Concepto de tesoro

Jurídicamente, ya desde el Derecho Romano se han dado varias definiciones de la palabra tesoro, todas con el mismo sentido.

Paulo, en el Digesto de Justiniano nos explica que tesoro es una antiguo o inmemorial depósito de pecunia (dinero) de cuyo dueño ya no se conserva memoria, y por lo tanto se considera que ya no lo tiene. Es una cosa de nadie que puede ser apropiada por quien la encuentre. Distingue este caso de aquellos bienes enterrados por su dueño, para lucrar con su espera, o por temor a que le sean hurtados o robados, o para protegerlos de cualquier modo. En este caso no se considera tesoro, y quien se lo apropie estará cometiendo hurto.
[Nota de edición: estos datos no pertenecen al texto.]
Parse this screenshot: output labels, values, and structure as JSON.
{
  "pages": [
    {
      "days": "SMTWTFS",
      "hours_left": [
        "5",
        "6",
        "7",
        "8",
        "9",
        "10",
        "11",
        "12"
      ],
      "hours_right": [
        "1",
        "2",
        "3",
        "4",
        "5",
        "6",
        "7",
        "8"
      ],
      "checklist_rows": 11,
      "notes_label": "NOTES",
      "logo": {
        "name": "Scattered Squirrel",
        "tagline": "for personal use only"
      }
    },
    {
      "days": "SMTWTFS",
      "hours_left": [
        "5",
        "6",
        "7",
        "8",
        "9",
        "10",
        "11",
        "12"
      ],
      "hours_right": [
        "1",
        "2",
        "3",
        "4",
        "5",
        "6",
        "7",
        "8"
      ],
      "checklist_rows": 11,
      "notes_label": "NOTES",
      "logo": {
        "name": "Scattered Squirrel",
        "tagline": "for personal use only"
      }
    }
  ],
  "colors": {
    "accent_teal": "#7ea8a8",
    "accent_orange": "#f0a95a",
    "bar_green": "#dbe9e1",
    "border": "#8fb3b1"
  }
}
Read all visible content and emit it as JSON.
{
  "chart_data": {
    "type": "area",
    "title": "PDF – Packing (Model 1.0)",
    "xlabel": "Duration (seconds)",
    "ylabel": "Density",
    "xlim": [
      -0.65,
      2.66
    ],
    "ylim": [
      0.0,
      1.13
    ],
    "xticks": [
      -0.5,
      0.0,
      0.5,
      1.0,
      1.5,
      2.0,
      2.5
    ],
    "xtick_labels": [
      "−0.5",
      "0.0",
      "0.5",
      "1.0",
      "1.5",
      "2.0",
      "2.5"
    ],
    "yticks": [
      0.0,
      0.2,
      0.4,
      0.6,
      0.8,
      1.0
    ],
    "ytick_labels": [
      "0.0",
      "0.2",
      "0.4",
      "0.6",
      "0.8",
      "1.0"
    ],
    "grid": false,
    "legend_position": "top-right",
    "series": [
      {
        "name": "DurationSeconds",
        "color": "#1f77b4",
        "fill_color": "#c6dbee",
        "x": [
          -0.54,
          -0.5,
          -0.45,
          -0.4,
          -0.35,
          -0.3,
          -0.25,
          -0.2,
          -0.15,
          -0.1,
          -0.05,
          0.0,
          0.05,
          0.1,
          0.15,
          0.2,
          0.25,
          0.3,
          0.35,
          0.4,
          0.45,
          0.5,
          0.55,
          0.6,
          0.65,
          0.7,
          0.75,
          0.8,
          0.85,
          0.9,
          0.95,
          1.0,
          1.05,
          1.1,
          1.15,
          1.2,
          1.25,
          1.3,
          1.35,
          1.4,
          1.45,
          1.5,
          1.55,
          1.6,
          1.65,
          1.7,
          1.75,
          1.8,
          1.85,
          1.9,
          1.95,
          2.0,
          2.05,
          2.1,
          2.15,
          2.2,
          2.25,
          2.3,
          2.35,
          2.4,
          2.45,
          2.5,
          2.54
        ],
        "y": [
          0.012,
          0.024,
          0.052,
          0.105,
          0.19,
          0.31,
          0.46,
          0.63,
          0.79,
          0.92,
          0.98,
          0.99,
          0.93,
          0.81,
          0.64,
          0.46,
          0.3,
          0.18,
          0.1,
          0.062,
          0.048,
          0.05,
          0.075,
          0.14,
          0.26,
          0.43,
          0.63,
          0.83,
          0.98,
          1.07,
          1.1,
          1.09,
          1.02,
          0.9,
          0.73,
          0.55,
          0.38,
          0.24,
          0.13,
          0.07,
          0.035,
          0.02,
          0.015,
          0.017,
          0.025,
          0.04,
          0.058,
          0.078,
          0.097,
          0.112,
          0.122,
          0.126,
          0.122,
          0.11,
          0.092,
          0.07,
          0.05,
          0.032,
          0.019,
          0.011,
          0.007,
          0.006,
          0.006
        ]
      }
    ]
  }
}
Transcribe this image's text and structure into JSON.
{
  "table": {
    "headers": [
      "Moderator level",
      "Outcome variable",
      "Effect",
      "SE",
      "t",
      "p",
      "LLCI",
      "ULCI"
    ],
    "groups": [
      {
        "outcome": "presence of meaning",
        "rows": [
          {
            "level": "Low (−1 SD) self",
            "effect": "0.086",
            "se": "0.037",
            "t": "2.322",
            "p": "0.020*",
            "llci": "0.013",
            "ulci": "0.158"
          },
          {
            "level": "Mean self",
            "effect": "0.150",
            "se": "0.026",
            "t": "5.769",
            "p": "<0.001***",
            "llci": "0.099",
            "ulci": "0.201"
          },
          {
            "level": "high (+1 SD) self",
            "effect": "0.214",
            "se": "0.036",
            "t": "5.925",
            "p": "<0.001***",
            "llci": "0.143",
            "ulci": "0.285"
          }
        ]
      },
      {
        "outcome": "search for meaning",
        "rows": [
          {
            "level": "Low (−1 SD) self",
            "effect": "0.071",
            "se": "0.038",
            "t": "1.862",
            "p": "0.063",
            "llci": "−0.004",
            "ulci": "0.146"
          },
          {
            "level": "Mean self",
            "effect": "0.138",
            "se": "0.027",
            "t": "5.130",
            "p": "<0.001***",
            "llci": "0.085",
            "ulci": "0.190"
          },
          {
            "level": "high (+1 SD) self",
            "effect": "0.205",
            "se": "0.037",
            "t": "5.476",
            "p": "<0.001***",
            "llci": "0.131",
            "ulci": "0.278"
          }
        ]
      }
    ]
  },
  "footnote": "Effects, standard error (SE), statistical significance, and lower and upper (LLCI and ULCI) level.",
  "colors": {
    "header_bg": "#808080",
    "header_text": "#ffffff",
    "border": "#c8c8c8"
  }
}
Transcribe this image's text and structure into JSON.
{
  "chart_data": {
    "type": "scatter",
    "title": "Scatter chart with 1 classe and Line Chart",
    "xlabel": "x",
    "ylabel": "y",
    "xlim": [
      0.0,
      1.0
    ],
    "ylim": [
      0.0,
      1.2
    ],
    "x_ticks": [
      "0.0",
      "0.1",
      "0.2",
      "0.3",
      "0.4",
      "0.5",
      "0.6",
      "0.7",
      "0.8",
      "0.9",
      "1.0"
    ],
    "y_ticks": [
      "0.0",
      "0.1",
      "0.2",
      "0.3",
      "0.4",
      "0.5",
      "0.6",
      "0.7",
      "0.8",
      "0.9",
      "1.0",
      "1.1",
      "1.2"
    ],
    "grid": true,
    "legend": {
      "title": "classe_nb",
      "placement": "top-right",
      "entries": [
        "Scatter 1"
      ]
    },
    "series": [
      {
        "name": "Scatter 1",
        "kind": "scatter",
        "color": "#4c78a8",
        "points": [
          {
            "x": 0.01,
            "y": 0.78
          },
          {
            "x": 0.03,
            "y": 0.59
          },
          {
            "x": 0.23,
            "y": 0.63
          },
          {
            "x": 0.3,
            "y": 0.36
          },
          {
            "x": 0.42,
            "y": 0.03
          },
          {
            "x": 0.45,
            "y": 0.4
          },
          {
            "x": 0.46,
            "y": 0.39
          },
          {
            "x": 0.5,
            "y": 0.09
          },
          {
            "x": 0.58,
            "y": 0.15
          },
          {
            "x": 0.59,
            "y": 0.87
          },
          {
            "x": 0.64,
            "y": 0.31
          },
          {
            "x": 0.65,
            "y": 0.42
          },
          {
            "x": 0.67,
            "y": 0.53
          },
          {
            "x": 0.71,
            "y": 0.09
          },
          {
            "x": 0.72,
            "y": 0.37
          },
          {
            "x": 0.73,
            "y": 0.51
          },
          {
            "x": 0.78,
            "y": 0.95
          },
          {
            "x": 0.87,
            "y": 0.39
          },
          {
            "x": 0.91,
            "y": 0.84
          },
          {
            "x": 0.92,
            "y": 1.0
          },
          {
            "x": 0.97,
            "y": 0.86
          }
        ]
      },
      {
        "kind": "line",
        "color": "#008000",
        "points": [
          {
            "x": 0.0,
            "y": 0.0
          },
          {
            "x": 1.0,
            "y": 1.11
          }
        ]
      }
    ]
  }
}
Era muy común en estas épocas antiguas esconder el dinero pues aún no había Bancos, para poner los bienes en resguardo. Mientras su dueño era conocido estos bienes le pertenecían, pero podía suceder que muriera, y sus herederos no tuvieran conocimiento del dinero enterrado, pasando muchos años hasta que alguien lo descubriese, y ya no se pudiera indagar a quien pertenecían.

El romanista italiano, Giuliano Bonfante (1904-2005) definió al tesoro como todo objeto mueble de valor, desde tiempo inmemorial escondido, de tal modo que carezca ya de dueño.

Legalmente entonces, para que se trate de un tesoro, deben ser bienes muebles valiosos, dinero, joyas, etcétera, escondidos o enterrados.

La propiedad del tesoro le corresponde al descubridor si lo encontró en su propio terreno, pero si lo hubiera hallado en tierras ajenas, le corresponde la mitad al dueño de la tierra y la mitad al descubridor. Esta solución romana es la misma que ha adoptado el artículo 2556 del Código Civil argentino.

El artículo 2551 del Código civil argentino define el tesoro como todo objeto sin dueño conocido, enterrado u oculto en un inmueble, de creación antigua o reciente, exceptuando los objetos que se hallen en los sepulcros, o en lugares públicos que tengan por finalidad la sepultura de los muertos.

Otra acepción del término tesoro alude al erario o tesoro público, como conjunto de los bienes del Estado, para satisfacer demandas de interés común.

Se dice también tesoro para hacer referencia a su valía, para calificar a determinadas personas, por ejemplo “Esa chica es un tesoro”.